LAKE ORANGE: Angler’s Landing (540-672-3997) is gearing up for its annual Youth Fishing Day this Saturday (Sept. 15) from noon–4 p.m. The water is clear with temperatures in the upper 70s. With cooler nights and shorter days, the fish are quickly moving into their fall feeding patterns with better daytime feeding by all species in the lake. Largemouth bass are targeting bait fish in the upper end of the lake more aggressively than other areas of the lake. Soft plastics and crank baits draw in the bass in depths up to 8 feet when they are not schooling. Catfishing remains strong throughout the lake on chicken liver and live bait. Again the upper end seems to be producing the best catfish bite. Crappie fishing has picked up in the last week or so using small minnows as bait.
CHESAPEAKE BAY: Flounder anglers are working a little harder for their catches this week, but those using live bait and drifting with cut bait near the third island of the CBBT are finding some nice fish. Offshore wreck flatfish are also a good alternative. Strip baits bounced over the structure works well for wreck flounder, where keeper sea bass and grey triggerfish will also take your offerings. Cobia are on the move in the lower bay and along the Ocean Front, generating some outstanding top water action. The best bounties are coming from casting live bait and jigs to large pods of cobia swimming on the surface heading towards the mouth of the bay. Spanish mackerel are still responding to trolled spoons along Sandbridge and Dam Neck, as well as around the artificial islands of the CBBT. Sharks are still a big event here, where a variety of toothy critters continue to thrill anglers. Speckled trout are showing more presence in Lynnhaven Inlet, the Poquoson flats, the seaside of Oyster, and the Elizabeth River. Small puppy drum are still available to those casting jigs or offering fresh bait within Lynnhaven or Rudee Inlets. Big red drum will begin to group up as they prepare to leave the area. Sheepshead are still taking offerings along the entire span of the Bay Bridge Tunnel, along with a decent number of keeper-sized tautog. Decent-sized spot are showing along the ocean front and the lower Bay shorelines, rivers and inlets.
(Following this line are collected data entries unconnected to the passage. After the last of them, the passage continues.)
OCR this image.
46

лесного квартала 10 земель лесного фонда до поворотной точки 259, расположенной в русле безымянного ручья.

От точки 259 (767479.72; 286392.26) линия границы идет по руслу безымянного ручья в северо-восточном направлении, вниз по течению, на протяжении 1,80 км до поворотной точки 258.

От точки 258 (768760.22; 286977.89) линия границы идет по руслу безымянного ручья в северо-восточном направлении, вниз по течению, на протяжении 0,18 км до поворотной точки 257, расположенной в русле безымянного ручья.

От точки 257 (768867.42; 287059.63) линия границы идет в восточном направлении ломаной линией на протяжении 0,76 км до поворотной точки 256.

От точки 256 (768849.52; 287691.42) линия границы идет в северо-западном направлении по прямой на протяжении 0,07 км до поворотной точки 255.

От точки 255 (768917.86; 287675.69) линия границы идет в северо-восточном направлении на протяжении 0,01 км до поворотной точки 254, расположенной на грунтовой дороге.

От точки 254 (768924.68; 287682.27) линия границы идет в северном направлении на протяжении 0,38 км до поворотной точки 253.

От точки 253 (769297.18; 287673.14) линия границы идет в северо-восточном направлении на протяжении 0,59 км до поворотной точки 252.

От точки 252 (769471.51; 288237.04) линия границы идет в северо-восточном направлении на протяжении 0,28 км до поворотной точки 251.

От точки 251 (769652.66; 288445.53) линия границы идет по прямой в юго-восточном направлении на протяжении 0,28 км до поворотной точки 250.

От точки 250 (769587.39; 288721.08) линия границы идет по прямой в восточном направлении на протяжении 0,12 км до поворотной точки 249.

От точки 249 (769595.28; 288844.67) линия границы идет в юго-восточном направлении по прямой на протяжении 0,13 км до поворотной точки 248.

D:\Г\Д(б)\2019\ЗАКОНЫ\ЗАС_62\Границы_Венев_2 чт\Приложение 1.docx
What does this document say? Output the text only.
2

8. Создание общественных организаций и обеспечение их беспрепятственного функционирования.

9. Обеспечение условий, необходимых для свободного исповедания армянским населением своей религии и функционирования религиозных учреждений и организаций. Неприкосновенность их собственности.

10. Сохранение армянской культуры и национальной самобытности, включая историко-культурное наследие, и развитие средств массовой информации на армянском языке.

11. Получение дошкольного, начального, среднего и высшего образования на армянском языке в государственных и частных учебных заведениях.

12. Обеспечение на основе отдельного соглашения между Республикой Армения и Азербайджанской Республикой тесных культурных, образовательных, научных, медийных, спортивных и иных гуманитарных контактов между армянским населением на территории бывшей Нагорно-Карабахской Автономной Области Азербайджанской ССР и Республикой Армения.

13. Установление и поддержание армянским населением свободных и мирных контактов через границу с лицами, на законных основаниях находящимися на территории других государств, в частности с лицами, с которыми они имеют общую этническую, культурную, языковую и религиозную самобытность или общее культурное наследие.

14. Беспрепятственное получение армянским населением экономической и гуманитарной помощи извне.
Chris’ Bait and Tackle reports that the croaker activity out of Oyster slowed up recently, but many anglers a showing an interest in newly discovered odd ribbon fish bite off of Kiptopeke. Billfish of all varieties are invading trolled spreads. Boats are reporting dozens of releases for mostly white marlin, but some sailfish, spearfish, and blue marlin are also visiting trolled spreads. Several swordfish are coming from overnighters, with a few bigger fish beginning to show. Dolphin action is good, with many gaffers over 30 pounds hitting the docks. Nice wahoo are also becoming more common in 50 to 100 fathoms.